Image by Global Sadaqah
Ramadan starts on Sunday, May 5th and ends on Tuesday, June 4th. It occurs during the 9th month of the lunar calendar. The lunar year is 354 days long compared with the solar year of 365. This is why Ramadan’s start time changes each year. The celebration begins with the new moon of the month. Historically, the celebration began with the first sighting of the crescent moon as it waxes towards full. In the modern age, it is easy to determine the exact time to begin the fast. However, some begin when the very thin sliver of the crescent moon is visible.
It is believed that The Qur’an was revealed to Muhammad during the month of Ramadan and specifically during the odd days during the last 10 days of the month. The 27th is the most recognized day of this month celebrating the night of Power. The first revelation of the Qur’an was delivered on the night of Power. This is why the month is special and considered the most sacred of the year.
Fasting is one of the five pillars of Islam and is the focus of the 9th month of the Islamic lunar year. It is an opportunity to share belief with loved ones and a time of celebration. It is also a time of charity and involves giving to the less fortunate. During Ramadan, a modest meal called “suhur” is consumed before the sun rises. From the moment the sun rises, the fast continues until sunset. The daily fast is broken with a small meal called “iftar.” Iftar means breaking the fast. After sunset prayers, a large family meal is consumed. Many people are invited to share this meal or go to people homes. It is a social occasion to be shared.

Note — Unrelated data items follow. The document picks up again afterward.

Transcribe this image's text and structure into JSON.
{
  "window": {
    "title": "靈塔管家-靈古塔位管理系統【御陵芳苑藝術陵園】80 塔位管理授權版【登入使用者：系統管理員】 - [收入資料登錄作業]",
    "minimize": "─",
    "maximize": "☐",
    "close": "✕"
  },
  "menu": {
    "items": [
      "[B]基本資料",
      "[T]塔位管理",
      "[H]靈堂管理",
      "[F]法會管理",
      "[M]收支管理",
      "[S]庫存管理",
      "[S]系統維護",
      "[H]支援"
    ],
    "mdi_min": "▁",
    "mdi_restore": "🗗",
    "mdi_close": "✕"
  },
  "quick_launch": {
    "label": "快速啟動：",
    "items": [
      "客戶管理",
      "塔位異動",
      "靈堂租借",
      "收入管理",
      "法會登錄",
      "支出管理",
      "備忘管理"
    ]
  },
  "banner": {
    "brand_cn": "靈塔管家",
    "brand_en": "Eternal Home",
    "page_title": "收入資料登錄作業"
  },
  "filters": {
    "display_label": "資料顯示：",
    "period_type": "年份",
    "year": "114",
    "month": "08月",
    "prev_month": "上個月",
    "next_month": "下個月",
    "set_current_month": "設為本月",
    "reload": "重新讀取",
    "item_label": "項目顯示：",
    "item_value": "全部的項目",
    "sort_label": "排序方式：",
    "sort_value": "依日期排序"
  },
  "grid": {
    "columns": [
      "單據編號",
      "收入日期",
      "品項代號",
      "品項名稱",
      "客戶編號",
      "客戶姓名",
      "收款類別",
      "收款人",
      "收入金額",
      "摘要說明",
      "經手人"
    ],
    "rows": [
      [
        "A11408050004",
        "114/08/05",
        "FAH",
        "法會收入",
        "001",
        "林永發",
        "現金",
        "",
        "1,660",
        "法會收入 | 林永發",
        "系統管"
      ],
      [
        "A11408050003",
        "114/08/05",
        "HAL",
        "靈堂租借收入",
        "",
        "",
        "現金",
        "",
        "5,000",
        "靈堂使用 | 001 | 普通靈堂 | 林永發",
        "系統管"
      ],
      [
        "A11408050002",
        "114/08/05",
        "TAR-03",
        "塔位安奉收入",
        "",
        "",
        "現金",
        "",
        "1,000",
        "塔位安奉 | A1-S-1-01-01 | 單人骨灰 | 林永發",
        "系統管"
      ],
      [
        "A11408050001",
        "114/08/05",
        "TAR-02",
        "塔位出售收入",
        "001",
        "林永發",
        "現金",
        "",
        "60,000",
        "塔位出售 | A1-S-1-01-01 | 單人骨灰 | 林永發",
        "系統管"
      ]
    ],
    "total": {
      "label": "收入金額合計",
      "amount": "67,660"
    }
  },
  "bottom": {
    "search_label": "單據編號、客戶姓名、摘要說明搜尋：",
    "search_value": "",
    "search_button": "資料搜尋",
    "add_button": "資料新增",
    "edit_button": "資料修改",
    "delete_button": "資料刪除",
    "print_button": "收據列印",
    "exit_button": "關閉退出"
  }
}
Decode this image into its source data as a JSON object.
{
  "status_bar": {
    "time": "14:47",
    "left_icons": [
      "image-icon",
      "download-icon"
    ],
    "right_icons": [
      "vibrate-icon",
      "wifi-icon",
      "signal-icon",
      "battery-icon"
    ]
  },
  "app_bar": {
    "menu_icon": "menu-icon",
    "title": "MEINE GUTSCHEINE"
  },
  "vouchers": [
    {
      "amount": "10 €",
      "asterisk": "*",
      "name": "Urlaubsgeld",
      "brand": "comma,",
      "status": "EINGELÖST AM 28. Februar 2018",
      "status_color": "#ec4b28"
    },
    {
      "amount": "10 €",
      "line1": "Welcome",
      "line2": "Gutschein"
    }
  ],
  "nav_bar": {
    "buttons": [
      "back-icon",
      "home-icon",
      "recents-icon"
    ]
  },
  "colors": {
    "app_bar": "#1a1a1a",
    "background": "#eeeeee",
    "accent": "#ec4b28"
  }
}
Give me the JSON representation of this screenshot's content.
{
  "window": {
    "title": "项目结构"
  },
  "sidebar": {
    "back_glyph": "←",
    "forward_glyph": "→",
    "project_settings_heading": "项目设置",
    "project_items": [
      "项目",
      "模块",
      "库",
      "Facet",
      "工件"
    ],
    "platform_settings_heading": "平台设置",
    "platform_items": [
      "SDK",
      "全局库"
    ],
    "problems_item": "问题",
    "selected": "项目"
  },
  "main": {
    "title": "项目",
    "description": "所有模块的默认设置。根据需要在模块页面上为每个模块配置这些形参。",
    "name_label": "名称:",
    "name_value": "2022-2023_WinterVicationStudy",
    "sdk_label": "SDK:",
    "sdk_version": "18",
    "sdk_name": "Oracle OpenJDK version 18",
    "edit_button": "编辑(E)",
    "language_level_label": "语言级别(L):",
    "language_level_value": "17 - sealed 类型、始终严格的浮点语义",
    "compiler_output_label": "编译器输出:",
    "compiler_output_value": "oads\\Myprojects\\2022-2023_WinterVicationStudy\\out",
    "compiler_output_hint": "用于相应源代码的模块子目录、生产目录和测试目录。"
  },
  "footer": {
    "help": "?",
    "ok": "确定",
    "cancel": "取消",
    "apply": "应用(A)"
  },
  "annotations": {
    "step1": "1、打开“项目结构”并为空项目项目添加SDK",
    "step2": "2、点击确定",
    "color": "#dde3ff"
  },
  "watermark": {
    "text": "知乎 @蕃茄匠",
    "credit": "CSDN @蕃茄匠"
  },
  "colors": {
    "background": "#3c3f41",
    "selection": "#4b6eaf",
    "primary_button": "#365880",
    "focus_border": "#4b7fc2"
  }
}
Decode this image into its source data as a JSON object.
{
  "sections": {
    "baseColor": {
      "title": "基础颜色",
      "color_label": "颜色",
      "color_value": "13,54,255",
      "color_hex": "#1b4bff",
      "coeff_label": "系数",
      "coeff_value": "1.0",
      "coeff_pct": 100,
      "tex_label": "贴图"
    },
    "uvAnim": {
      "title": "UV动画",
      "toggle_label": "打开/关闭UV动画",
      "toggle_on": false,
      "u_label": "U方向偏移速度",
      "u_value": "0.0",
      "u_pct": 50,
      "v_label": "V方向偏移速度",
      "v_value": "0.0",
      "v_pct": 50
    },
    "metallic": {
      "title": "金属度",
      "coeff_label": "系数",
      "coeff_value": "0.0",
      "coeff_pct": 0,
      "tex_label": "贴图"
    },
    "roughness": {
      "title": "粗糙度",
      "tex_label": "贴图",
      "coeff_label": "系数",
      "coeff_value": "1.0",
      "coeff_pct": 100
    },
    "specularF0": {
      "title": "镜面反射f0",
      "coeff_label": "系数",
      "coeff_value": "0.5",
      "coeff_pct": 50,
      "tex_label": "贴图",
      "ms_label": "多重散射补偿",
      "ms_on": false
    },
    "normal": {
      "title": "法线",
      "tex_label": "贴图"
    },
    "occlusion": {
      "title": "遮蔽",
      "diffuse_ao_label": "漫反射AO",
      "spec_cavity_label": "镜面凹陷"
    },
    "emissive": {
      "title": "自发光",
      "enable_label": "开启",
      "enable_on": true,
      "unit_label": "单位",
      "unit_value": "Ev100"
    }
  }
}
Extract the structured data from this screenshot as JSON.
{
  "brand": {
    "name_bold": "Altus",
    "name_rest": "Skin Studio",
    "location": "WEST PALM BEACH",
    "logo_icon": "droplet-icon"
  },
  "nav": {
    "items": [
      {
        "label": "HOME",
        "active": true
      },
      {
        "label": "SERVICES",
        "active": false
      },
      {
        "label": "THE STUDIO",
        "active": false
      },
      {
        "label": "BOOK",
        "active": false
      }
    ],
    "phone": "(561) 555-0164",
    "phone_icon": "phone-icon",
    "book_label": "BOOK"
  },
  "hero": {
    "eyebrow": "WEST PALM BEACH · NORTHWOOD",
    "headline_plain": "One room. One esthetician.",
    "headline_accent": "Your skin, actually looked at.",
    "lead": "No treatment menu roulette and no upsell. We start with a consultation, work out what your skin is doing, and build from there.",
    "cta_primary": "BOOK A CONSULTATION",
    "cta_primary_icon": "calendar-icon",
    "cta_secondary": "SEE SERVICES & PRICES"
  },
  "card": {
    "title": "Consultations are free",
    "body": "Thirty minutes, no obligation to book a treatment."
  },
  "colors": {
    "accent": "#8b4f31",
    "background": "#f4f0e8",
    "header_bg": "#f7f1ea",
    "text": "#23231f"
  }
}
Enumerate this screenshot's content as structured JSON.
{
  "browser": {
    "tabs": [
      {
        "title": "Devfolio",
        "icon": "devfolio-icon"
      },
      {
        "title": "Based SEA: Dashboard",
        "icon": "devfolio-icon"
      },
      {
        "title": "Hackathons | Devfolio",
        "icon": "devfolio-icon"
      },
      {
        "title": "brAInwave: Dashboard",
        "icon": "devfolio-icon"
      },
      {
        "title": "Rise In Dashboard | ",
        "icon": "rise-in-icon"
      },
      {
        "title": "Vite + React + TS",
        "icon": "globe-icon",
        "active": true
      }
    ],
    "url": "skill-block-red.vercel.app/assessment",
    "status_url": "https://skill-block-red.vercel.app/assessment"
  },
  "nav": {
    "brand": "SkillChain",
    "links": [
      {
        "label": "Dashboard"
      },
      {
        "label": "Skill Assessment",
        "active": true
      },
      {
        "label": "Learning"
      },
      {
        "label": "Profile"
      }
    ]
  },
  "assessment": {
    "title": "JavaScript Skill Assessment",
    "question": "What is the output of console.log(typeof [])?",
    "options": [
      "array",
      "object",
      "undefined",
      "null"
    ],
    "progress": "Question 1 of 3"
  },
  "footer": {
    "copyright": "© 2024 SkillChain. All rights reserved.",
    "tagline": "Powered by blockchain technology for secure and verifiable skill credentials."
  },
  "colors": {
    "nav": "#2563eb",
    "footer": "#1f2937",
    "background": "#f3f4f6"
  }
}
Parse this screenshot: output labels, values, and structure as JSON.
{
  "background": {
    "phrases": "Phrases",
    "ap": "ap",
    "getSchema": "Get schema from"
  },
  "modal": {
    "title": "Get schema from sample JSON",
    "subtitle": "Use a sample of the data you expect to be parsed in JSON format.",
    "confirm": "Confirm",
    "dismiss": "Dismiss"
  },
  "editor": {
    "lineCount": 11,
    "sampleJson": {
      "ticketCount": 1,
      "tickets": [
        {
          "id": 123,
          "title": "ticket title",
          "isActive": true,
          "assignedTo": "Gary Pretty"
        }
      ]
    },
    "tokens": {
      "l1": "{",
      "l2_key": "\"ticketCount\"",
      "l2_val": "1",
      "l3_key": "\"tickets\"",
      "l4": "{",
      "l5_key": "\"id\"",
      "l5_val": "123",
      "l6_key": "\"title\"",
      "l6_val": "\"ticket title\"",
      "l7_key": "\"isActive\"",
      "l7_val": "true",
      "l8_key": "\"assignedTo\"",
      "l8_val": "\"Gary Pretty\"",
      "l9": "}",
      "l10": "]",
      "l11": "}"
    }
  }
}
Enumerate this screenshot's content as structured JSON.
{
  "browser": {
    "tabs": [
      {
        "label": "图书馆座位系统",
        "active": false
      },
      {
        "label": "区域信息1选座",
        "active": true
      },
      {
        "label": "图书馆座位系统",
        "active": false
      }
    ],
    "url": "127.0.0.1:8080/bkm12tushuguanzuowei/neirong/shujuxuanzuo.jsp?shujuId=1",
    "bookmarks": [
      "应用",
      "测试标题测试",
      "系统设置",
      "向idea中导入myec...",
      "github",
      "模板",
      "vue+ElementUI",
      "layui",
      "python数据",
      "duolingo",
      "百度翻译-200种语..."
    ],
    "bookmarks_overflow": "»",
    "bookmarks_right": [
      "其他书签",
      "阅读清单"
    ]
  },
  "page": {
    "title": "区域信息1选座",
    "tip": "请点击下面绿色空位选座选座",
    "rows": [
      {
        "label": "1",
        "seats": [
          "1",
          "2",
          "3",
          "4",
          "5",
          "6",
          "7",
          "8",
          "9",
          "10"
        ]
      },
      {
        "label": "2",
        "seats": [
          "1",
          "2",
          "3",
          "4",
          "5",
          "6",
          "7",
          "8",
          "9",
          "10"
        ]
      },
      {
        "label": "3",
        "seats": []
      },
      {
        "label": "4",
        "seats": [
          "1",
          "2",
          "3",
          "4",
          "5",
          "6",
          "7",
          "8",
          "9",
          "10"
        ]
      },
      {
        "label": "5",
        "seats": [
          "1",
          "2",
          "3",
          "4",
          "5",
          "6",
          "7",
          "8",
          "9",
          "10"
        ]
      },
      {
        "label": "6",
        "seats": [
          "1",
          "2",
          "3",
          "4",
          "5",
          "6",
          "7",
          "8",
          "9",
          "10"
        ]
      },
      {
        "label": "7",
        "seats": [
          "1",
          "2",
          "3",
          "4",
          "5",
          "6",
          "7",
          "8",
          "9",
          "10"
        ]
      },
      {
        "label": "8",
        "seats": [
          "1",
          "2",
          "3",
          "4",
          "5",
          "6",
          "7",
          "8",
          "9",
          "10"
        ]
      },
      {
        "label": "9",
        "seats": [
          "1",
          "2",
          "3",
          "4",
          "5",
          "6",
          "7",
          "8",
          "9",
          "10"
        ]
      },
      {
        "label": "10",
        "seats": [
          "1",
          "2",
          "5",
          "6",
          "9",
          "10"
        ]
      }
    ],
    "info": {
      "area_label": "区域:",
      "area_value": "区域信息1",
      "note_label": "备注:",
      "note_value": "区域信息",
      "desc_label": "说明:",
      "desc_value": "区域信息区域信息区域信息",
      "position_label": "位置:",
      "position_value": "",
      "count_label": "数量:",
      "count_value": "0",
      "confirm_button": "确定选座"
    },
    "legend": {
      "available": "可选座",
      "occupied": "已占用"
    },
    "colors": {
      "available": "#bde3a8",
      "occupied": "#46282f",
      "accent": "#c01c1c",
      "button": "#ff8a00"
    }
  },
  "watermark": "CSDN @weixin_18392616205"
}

In some cases, people are absolved of the fast. If someone is ill, old, traveling, pregnant or nursing, they do not have to engage in the Ramadan fast. It is possible to reconcile the inability to fast by making it up later or feeding someone less fortunate for each day missed. Depending on where one may live, fasting may be extreme. Under these geographic conditions, practitioners of Ramadan should follow the guidelines of the city closest to them or standards set forth by Saudi Arabia.
The end of Ramadan is celebrated with the major holiday called Eid al-Fitr. This term translates into “Festival of the Breaking of the Fast.” This event will be held on Tuesday, June 4th, 2019. On this day, children usually receive money, gifts or new clothes from family and friends. It is a big celebration initiated with a special prayer and sermon held in the morning. It is a grand social gathering where people can reconnect with old friends at a park or designated location to celebrate.